When you're computation-bound, what are your options?
[epistemic status: hastily written, high-level overview lacking practical grounding]
Python isn’t known for it’s speed. It has a purposefully dumb interpreter which gets blown out of the water (in terms of throughput, memory consumption, and start-up speed) by almost all compiled languages. This is usually fine, because you’re just trying to ship a gosh-darned website or quickly whip together a data-cleaning pipeline. Typically, other bottlenecks, such as network speed, memory access times, algorithmic approach, or the ability to scale across multiple machines take precedence.
But sometimes the throughput of your code and it’s memory consumption on a single CPU-only machine is the primary limitation. In my experience, this typically happens when you’re dealing with scientific code. Specifically, when you’re operating on large collections of array-structured data, often using the Numpy and Pandas libraries.
For example, Python has been a computational bottleneck for me when I was implementing Dynamic Time Warping and when developing the Nengo CPU backend.
Before going wild with alternative interpreters, libraries or even a totally new language, it’s important to make sure you’re using Numpy and Pandas correctly.
I assume you’ve already seen for yourself how Numpy and Pandas are faster than raw Python code. The internals of how they do things faster is outside of the scope of this post. Basically, Pandas and Numpy store tables and arrays in a special format which allows for quick access from memory, takes up little space and run super fast in parallel using specialized CPU instructions.
However, Numpy and Pandas are only fast for certain use cases. Specifically, when writing Numpy and Pandas code, it is important to:
Avoid loops; they’re slow and often unnecessary.
If you must loop, use built-in iterators, such as group_by()
and apply()
, instead of iterating over structures.
Operate on the whole array, series or DataFrame without indexing or iteration. This is typically called “vectorisation”.
This is covered in greater depth in this Pandas and this Numpy blog-post. If you’re using the Numpy and Pandas libraries, you gotta use them right.
If you’re having trouble with vectorisation and using features correctly, I recommend posting questions on Code Review StackExchange. It helped me understand Numpy vectorisation techniques and Pandas group_by()
.
Pandas and Numpy are essentially high-level interfaces to libraries of highly optimized numerical operations, such as MKL, OpenBLAS and Atlas. The performance of these libraries is extremely hardware-dependent. For example, MKL tends to work poorly on AMD hardware and should be replaced with OpenBLAS. In my experience, the easiest way to do this is by installing numpy
with conda
. However, if you really need every ounce of performance possible, each backend should be profiled and considered.
Sometimes using vectorized Numpy code isn’t enough and you need to get weird. For example, Nengo implemented a computational graph compiler, discussed in this PR and this paper. Basically, many small Numpy computations were combined into fewer Numpy computations operating on larger arrays. This allowed the code to spend less time in Python and more time running Numpy routines.

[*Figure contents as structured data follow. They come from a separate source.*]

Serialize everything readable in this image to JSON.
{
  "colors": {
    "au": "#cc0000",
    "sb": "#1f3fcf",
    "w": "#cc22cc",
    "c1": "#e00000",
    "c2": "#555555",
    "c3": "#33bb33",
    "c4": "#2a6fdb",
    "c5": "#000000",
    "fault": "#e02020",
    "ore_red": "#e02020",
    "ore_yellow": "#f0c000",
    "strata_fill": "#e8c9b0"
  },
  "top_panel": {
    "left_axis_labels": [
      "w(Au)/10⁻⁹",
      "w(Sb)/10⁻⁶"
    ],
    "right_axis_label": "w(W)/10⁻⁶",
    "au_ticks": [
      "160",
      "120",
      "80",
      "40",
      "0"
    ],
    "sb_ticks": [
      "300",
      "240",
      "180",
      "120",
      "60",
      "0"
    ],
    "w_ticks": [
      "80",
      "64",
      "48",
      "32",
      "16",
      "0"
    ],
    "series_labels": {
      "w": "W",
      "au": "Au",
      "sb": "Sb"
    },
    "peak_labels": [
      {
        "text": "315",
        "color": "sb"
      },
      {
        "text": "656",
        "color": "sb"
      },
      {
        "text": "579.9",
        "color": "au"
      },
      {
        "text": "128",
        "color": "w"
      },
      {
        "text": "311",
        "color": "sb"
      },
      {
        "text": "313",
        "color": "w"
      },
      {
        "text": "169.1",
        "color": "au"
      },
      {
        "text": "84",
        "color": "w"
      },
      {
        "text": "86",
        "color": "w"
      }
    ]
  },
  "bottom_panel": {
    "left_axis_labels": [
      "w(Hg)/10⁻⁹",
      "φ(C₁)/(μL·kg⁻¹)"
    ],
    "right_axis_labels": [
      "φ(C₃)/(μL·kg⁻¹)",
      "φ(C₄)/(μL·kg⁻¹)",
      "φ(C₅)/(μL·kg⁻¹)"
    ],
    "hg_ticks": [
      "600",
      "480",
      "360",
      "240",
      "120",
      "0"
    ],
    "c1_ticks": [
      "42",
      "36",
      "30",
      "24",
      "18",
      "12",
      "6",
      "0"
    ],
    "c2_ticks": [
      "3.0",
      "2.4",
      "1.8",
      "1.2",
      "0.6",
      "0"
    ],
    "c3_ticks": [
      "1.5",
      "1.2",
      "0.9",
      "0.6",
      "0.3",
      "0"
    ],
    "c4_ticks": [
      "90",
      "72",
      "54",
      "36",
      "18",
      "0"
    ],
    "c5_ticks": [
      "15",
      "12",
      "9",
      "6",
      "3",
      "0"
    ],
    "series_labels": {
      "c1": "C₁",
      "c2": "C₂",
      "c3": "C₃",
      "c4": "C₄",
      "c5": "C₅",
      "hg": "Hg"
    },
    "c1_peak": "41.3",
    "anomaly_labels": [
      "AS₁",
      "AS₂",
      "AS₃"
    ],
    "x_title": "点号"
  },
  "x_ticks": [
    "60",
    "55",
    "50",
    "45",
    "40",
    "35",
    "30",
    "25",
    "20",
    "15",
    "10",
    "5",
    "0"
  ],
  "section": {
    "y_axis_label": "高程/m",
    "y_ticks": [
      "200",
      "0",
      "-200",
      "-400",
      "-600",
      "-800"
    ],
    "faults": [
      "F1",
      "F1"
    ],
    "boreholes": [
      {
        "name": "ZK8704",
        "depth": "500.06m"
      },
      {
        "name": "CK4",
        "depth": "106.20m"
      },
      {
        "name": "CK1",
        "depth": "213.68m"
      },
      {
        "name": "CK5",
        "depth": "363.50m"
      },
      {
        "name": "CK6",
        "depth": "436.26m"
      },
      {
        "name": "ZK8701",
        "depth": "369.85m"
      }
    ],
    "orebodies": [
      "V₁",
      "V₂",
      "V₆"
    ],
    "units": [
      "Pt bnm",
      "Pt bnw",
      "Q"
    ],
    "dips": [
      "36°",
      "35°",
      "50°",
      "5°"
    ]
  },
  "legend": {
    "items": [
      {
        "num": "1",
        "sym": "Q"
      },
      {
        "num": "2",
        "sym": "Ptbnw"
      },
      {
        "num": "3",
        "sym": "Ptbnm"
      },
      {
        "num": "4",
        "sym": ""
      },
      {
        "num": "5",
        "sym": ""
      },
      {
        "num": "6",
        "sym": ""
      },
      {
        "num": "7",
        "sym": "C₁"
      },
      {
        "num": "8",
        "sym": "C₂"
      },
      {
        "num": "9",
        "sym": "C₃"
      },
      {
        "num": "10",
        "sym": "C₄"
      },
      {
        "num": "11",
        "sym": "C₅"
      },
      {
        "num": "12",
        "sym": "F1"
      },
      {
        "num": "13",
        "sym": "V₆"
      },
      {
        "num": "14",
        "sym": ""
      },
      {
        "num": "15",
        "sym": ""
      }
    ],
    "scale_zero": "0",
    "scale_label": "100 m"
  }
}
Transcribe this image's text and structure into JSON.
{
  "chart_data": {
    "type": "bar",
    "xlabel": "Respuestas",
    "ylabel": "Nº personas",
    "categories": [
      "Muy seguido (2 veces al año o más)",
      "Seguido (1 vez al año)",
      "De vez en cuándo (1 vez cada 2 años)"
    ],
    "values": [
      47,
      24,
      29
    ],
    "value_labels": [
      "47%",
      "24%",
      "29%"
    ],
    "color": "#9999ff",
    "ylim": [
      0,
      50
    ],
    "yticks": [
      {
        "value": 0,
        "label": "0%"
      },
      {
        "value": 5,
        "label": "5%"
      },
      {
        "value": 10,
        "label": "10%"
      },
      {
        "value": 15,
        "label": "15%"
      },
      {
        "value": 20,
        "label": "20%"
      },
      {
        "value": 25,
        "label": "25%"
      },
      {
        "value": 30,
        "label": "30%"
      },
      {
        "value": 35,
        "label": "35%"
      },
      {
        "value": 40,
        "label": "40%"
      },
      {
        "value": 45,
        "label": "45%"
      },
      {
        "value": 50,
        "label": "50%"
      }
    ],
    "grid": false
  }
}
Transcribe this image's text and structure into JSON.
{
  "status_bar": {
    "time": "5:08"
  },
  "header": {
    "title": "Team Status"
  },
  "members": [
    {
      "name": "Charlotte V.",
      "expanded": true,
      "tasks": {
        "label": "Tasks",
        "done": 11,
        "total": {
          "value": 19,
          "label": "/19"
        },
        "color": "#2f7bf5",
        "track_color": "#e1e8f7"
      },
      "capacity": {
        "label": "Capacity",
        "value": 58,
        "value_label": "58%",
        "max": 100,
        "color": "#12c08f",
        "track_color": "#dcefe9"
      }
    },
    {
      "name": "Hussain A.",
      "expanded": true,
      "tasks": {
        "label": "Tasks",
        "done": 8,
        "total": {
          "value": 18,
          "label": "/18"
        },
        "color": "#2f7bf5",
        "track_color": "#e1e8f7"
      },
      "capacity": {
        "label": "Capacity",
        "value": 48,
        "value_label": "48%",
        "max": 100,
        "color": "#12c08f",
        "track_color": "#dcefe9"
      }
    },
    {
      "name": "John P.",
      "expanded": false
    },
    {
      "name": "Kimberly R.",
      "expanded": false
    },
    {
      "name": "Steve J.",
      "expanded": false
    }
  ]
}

Although carefully using and configuring Numpy and Pandas gets you quite far, you may eventually need to attack Python’s interpreter speed itself.
Ideally, any method that makes Python faster, should have the following features:
Python’s default interpreter is CPython. There are alternative interpreters, such as Jython (for integrating with Java applications) and IronPython (for integrating with .Net applications), but the most up-to-date interpreter is PyPy. PyPy makes Python a JIT compiled language, which greatly improves it’s performance, both in terms of computational throughput and memory usage. However, PyPy has limited compatibility with CPython C API, which means certain modules cannot be run. For example, as of time of writing, Matplotlib is not supported, but support for Numpy was recently added.
This was attempted with Nengo a couple of years ago, but certain Numpy functionality was not supported. I would definitely try it for a new project.
Python supports type annotations (also called “type-hints”) using MyPy, which has been included in the core Python release, as of 3.5. Although the CPython interpreter cannot be made faster with type-hints, type-hints can be used to compile Python code into Python C extensions.
This is currently being used in Black, the opinionated Python auto-formatter.
If your Python code runs, then your Cython code will run. But you won’t be able to debug it? Cython has explicit support for Numpy and Pandas datatypes.
There is the cydb
, but that isn’t a graphical debugger. I never got comfortable with command-line debuggers, but Cython may force me to finally make the plunge.
Numba is weird and I don’t understand it. But it helped make Nengo way faster.
For more on using Pandas with Cython and Numba, see the official docs.
If you aren’t using incompatible libraries, PyPy is a good idea.
If you have a small standalone function, you should probably start with Cython or Numba.
mypy.c
is a really exciting tool, but is still experimental.
If the function causing the bottleneck looks like it can keep expanding in scope, you probably want to go to another language. However, that’s a topic for another blog post, once I’ve acquire more practical experience in the domain.